Naoki Nishioka

Personal information
- Born: 19 July 2006 (age 19)

Sport
- Sport: Athletics
- Event: Sprint

Achievements and titles
- Personal best(s): 60 m: 6.59 s (Osaka, 2025) NU20R 100 m: 10.11 s (Fukuoka, 2024)

= Naoki Nishioka =

Japanese athlete (born 2006)

Naoki Nishioka (born 19 July 2006) is a Japanese sprinter. In 2025, he became Japanese national champion in the 60 metres, at the age of 18 years-old.

==Early life==
He is from Osaka. In March 2025, he graduated from Tokai University Osaka Ohsho High School. He is committed to start studying at Tsukuba University in April 2025.

==Career==
In 2024, he ran 10.11 seconds for the 100 metres at the National Inter-High School Championships. He finished fifth in the 100 metres final at the 2024 World Athletics U20 Championships in Lima, Peru, having qualified for the final by winning his semi-final in a time of 10.27 seconds.

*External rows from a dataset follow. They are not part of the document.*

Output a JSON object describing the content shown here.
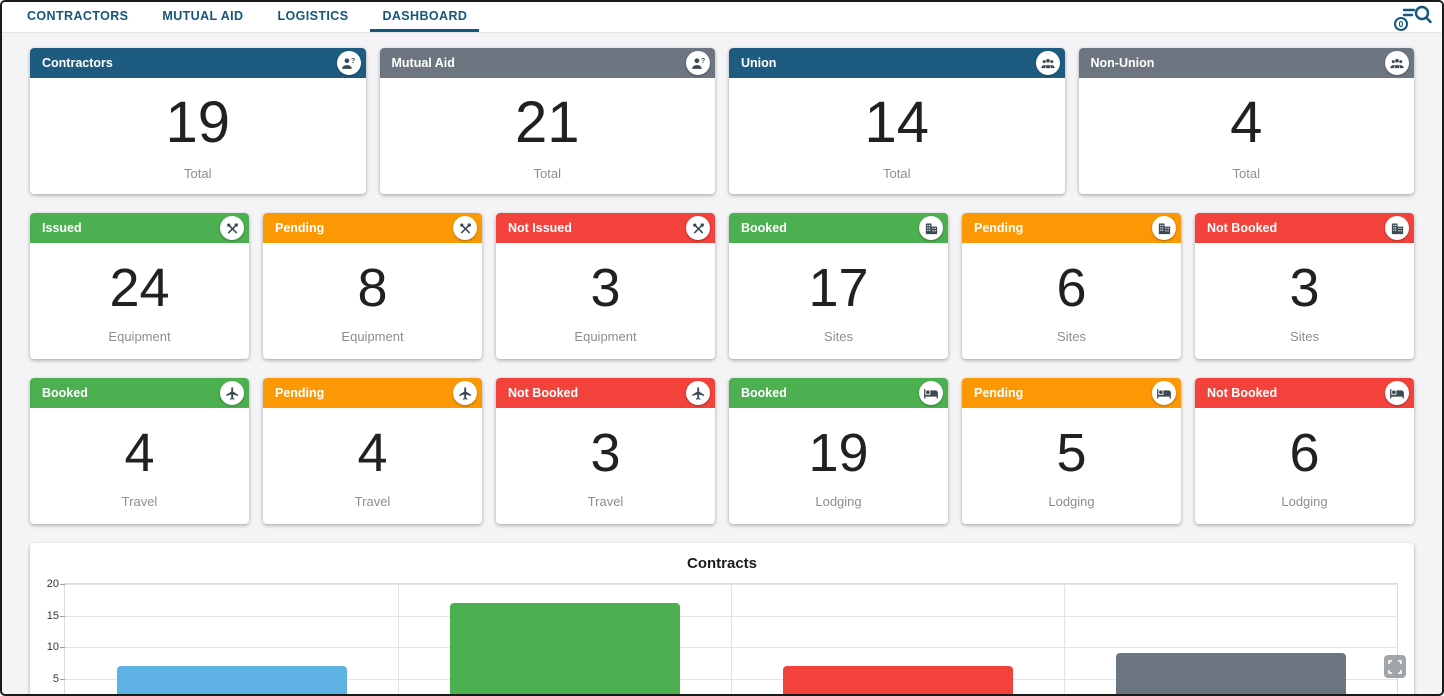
{
  "tabs": [
    {
      "label": "CONTRACTORS",
      "active": false
    },
    {
      "label": "MUTUAL AID",
      "active": false
    },
    {
      "label": "LOGISTICS",
      "active": false
    },
    {
      "label": "DASHBOARD",
      "active": true
    }
  ],
  "toolbar": {
    "filter_badge_count": "0"
  },
  "colors": {
    "teal": "#1d5c80",
    "gray": "#6c7580",
    "green": "#4caf50",
    "orange": "#fb9803",
    "red": "#f2423b",
    "tab_accent": "#15567e"
  },
  "card_rows": [
    {
      "cards": [
        {
          "title": "Contractors",
          "value": "19",
          "label": "Total",
          "color": "teal",
          "icon": "person-question"
        },
        {
          "title": "Mutual Aid",
          "value": "21",
          "label": "Total",
          "color": "gray",
          "icon": "person-question"
        },
        {
          "title": "Union",
          "value": "14",
          "label": "Total",
          "color": "teal",
          "icon": "people-group"
        },
        {
          "title": "Non-Union",
          "value": "4",
          "label": "Total",
          "color": "gray",
          "icon": "people-group"
        }
      ]
    },
    {
      "cards": [
        {
          "title": "Issued",
          "value": "24",
          "label": "Equipment",
          "color": "green",
          "icon": "tools"
        },
        {
          "title": "Pending",
          "value": "8",
          "label": "Equipment",
          "color": "orange",
          "icon": "tools"
        },
        {
          "title": "Not Issued",
          "value": "3",
          "label": "Equipment",
          "color": "red",
          "icon": "tools"
        },
        {
          "title": "Booked",
          "value": "17",
          "label": "Sites",
          "color": "green",
          "icon": "building"
        },
        {
          "title": "Pending",
          "value": "6",
          "label": "Sites",
          "color": "orange",
          "icon": "building"
        },
        {
          "title": "Not Booked",
          "value": "3",
          "label": "Sites",
          "color": "red",
          "icon": "building"
        }
      ]
    },
    {
      "cards": [
        {
          "title": "Booked",
          "value": "4",
          "label": "Travel",
          "color": "green",
          "icon": "airplane"
        },
        {
          "title": "Pending",
          "value": "4",
          "label": "Travel",
          "color": "orange",
          "icon": "airplane"
        },
        {
          "title": "Not Booked",
          "value": "3",
          "label": "Travel",
          "color": "red",
          "icon": "airplane"
        },
        {
          "title": "Booked",
          "value": "19",
          "label": "Lodging",
          "color": "green",
          "icon": "bed"
        },
        {
          "title": "Pending",
          "value": "5",
          "label": "Lodging",
          "color": "orange",
          "icon": "bed"
        },
        {
          "title": "Not Booked",
          "value": "6",
          "label": "Lodging",
          "color": "red",
          "icon": "bed"
        }
      ]
    }
  ],
  "chart_data": {
    "type": "bar",
    "title": "Contracts",
    "categories": [
      "",
      "",
      "",
      ""
    ],
    "series": [
      {
        "name": "Contracts",
        "values": [
          7,
          17,
          7,
          9
        ]
      }
    ],
    "bar_colors": [
      "#5fb3e4",
      "#4caf50",
      "#f2423b",
      "#6c7580"
    ],
    "yticks": [
      5,
      10,
      15,
      20
    ],
    "ylim": [
      0,
      20
    ],
    "grid": true,
    "legend": false,
    "x_axis_labels_visible": false
  }
}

He won the Japanese national title over 60 metres in February 2025, at the age of 18 years-old, equalling the U20 Japan record of 6.59 seconds held by Yoshihide Kiryu. He competed in the 60 metres at the 2025 World Athletics Indoor Championships in Nanjing in March 2025, where he reached the semi-finals.

He competed at the 2025 World Athletics Relays in China in the Men's 4 × 100 metres relay in May 2025. During the competition he helped Japan secure a qualifying place for the upcoming World Championships and place fourth overall.